AI Buys the World a Coke

Market Report for Monday, September 22, 2025

Stocks floated higher like an overinflated pool toy: buoyant, oblivious, one sharp rock away from deflation. Wall Street rolled the dice again today. Records were extended, AI was canonized, and the Fed recited its usual contradictory haikus.

Level Change 9/22/25 (%)
– – – – – – – – – – – – – – –

+0.1 Dow
+0.7 Nasdaq
+0.6 Nasdaq 100
+0.4 S&P 500
-0.1 S&P 400
+0.2 S&P 600

The stock market now treats new highs the way TikTok treats dance challenges: repetitive and impossible to stop watching.

With megatech cracking the whip, the Dow, S&P, and Nasdaq all extended Friday’s records, each grinning like overeager valedictorians. Small caps tried sneaking into the club but got carded at the door.

Apple (AAPL +4.3%) and Nvidia (NVDA +4%) strutted.

The iPhone maker asked suppliers to crank up model 17 production by 30–40%, signaling more aluminum rectangles for the faithful, each capable of taking better photos of the same lunch.

Nvidia decided to spend $100B propping up OpenAI. That doesn’t just move the needle; it replaces the entire gauge with a gold-plated superintelligence dial. The plan is to build Nvidia-chipped data centers drawing 10 gigawatts of power, which sounds less like cloud infrastructure and more like Doc Brown’s recipe for time travel. Whatever it takes to animate our brave new world of stochastic parrots.

As the civilizational inflection point turns, Fedspeak plays its usual parlor game of “No, What I Meant,” talking dovish while stomping around in hawk talons. See if you can make sense of today’s lineup:

  • Atlanta’s Bostic grudgingly penciled in only one rate cut for the year, citing inflation, apparently counting the one they already did.
  • Governor Miran, on loan from the White House, thinks rates should be two points lower. He hasn’t received President Trump’s NIRP dreams yet.
  • St. Louis’s Musalem and Cleveland’s Hammack played the bad cops, warning against too much easing, too soon. Miran’s off their play date list.
  • Richmond’s Barkin noted tariffs aren’t hurting consumers much.

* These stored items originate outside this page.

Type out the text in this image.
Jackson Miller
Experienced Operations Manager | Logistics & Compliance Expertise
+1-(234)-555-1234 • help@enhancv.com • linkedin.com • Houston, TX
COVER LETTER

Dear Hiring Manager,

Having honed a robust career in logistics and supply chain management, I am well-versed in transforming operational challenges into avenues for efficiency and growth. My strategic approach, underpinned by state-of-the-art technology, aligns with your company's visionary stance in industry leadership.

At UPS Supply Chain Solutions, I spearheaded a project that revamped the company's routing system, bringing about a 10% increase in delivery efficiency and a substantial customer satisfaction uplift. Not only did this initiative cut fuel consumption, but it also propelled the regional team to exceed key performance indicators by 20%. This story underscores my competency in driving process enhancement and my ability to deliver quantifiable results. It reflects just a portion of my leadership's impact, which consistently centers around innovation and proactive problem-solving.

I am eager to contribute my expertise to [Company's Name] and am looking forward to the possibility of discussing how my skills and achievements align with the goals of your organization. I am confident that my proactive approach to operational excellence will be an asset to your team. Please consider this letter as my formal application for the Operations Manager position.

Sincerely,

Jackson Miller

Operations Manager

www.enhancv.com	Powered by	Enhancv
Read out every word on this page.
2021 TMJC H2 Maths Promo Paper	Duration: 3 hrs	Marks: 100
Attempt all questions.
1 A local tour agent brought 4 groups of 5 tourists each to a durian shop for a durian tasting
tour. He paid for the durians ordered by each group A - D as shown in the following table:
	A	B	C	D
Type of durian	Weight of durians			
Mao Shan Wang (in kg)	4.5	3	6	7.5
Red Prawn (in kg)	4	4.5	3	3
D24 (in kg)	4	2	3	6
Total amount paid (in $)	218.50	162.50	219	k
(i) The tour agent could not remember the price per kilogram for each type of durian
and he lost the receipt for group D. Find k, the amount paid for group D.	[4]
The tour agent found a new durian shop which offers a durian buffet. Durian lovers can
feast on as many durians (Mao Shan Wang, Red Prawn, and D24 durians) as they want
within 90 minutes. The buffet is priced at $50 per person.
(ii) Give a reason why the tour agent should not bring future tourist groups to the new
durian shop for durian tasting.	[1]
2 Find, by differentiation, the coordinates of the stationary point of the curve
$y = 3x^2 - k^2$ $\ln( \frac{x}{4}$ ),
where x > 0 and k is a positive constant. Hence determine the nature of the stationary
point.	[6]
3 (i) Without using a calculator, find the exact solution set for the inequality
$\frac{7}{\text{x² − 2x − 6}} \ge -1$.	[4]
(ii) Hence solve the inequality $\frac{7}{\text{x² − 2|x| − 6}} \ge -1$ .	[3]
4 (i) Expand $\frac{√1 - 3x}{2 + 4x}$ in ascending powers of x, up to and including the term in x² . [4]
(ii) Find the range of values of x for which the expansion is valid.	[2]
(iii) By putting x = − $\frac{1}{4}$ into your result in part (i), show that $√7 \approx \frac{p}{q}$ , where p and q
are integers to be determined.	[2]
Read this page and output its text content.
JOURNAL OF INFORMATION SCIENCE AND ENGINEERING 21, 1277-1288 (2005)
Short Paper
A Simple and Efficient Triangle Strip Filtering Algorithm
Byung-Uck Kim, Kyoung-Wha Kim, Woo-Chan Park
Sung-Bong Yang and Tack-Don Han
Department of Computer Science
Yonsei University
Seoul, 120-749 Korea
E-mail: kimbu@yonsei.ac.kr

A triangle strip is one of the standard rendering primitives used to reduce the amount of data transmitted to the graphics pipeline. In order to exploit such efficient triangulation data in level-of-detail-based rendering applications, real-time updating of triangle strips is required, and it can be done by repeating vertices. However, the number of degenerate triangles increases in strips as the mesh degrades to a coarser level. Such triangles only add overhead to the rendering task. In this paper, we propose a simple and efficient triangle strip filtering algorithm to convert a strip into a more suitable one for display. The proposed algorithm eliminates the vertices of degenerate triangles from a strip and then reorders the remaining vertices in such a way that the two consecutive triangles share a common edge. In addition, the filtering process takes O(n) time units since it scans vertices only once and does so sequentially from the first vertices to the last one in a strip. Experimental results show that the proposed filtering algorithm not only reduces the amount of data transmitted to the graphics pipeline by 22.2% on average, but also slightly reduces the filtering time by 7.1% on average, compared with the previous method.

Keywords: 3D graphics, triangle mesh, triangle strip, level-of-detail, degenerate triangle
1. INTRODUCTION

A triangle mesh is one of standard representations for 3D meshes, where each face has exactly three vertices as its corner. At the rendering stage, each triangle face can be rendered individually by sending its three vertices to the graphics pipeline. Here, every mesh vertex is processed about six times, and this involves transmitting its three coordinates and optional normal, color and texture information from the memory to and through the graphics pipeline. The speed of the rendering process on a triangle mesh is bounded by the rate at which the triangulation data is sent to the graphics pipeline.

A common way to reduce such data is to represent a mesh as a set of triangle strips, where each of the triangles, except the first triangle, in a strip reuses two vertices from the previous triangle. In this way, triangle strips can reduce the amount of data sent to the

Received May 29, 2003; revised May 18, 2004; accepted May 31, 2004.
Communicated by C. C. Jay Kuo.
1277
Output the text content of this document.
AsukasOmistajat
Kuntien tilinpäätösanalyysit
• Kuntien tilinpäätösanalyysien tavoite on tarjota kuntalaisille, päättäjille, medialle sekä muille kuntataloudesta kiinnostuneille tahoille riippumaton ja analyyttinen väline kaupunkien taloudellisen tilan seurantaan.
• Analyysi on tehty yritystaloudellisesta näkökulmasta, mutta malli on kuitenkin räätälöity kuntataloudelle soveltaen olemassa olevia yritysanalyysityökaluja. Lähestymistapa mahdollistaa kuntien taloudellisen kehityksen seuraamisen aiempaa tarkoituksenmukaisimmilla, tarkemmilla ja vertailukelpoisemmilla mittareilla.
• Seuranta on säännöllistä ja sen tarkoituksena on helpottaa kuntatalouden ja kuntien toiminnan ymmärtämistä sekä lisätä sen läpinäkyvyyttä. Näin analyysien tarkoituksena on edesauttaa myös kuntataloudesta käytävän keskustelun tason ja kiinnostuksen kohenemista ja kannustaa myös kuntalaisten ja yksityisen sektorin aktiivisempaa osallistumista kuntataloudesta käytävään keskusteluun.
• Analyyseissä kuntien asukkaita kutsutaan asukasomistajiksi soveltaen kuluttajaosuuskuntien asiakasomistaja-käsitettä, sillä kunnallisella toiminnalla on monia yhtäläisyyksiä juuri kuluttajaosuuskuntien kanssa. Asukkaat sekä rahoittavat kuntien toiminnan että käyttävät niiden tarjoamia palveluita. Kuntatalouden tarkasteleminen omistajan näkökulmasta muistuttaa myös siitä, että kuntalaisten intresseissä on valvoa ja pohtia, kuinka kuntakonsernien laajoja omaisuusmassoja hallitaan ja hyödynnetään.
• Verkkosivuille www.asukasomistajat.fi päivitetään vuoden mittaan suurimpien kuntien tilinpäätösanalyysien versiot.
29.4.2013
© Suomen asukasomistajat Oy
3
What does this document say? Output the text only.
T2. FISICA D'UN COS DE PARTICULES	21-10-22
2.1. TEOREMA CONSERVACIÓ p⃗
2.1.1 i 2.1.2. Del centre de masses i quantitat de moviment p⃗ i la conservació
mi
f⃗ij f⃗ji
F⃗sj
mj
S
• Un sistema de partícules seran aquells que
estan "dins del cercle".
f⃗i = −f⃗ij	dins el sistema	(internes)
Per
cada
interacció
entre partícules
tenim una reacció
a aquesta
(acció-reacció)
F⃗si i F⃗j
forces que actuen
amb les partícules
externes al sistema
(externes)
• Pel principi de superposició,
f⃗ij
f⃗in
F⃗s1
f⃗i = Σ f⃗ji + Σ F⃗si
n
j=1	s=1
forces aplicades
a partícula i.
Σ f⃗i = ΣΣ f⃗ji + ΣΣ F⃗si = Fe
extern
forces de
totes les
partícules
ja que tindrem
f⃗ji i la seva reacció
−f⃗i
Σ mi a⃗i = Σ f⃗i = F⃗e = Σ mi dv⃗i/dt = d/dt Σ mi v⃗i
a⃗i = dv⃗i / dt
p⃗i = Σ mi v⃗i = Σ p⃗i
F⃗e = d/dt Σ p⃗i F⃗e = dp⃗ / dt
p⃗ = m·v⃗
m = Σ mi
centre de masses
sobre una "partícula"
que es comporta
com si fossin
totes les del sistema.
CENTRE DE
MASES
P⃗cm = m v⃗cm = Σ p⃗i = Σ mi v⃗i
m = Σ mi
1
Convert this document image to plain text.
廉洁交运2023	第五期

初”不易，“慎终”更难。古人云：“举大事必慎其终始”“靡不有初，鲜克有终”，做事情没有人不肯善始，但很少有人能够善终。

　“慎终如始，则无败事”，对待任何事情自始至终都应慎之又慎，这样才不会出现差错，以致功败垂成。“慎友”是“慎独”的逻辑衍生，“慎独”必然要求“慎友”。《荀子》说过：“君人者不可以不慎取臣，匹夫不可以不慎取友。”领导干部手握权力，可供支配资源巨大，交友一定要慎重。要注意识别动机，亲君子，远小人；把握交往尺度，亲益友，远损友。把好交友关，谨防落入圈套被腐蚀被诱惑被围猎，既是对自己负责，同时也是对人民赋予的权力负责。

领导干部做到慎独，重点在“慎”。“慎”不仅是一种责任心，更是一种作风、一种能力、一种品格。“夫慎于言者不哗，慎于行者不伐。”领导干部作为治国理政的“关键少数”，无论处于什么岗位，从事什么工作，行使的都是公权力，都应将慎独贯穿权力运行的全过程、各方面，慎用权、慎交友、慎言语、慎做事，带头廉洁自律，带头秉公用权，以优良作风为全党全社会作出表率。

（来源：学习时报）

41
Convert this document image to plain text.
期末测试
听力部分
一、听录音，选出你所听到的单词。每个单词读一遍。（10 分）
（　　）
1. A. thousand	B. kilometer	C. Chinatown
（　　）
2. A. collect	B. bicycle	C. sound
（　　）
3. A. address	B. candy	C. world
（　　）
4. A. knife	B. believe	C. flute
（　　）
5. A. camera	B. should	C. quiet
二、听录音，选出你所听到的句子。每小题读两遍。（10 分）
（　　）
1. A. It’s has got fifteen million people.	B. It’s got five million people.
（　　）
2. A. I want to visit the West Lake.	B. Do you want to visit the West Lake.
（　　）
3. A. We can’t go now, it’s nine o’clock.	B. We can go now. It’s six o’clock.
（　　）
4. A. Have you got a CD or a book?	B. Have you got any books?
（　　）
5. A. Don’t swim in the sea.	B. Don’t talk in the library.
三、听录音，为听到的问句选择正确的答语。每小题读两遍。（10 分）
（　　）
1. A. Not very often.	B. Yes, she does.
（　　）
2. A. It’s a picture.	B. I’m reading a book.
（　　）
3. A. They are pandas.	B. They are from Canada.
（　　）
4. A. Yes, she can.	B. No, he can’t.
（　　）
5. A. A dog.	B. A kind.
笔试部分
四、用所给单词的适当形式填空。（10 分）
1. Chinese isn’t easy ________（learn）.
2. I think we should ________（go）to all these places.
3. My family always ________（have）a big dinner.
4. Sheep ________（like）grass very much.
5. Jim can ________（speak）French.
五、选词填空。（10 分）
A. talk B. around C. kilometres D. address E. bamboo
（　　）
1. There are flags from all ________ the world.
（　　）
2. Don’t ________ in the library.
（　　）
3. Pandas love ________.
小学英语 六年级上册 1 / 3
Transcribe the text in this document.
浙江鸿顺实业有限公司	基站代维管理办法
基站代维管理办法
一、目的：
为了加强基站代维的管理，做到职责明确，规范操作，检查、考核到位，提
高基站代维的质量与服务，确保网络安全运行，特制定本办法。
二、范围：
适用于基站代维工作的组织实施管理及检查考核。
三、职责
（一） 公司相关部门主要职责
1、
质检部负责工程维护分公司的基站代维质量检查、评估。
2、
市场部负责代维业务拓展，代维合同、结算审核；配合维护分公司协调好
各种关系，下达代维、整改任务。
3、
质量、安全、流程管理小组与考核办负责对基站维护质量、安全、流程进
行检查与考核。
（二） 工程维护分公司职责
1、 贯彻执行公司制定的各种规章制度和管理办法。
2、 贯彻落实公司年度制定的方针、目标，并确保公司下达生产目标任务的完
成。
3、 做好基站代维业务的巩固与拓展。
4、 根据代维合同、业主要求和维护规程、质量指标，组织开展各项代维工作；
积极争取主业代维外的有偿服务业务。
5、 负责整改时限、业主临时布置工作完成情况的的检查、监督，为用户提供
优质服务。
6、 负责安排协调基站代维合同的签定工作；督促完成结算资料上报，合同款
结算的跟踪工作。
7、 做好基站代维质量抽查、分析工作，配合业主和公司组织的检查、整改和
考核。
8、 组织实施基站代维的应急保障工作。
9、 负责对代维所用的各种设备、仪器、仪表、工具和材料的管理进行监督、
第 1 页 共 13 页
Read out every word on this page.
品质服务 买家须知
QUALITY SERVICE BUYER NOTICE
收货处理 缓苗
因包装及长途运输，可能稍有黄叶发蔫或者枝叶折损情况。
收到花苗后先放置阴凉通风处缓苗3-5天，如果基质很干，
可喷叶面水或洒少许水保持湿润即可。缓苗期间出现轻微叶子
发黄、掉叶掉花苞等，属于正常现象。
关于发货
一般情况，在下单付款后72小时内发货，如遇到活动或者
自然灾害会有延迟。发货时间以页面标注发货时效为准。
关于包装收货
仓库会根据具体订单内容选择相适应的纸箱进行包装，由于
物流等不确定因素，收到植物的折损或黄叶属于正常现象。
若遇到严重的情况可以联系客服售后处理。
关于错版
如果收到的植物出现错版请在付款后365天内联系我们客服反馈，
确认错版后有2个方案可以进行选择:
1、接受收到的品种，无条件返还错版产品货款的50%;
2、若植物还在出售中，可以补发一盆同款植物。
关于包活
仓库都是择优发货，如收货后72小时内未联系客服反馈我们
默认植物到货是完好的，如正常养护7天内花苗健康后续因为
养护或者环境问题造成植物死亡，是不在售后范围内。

The peasants aren’t yet rioting, so carry on.

Investors shrugged off the dissonance because, frankly, tech chatter makes better bedtime stories than inflation risk, which remains Wall Street’s answer to NyQuil.

Oracle (ORCL +6.3%) is in talks with Meta (META -1.6%) about a $20B cloud deal. That used to be considered a lot of money.

Elsewhere in tech, the White House promised an Americanized TikTok, starring Dell, Fox, and Oracle. Six of seven board seats go to Americans, about 80% of the app to US firms, with less than 20% for ByteDance and its Chinese backers left clutching the kids’ table.

Finally, from our Hurray for the Republic file: free speech caught a bid.

Disney will reinstate “Jimmy Kimmel Live!” tomorrow, after yanking it last week under pressure from the Trump administration, station owners, and conservative critics. Turns out even gallows humor is covered under the First Amendment’s group plan.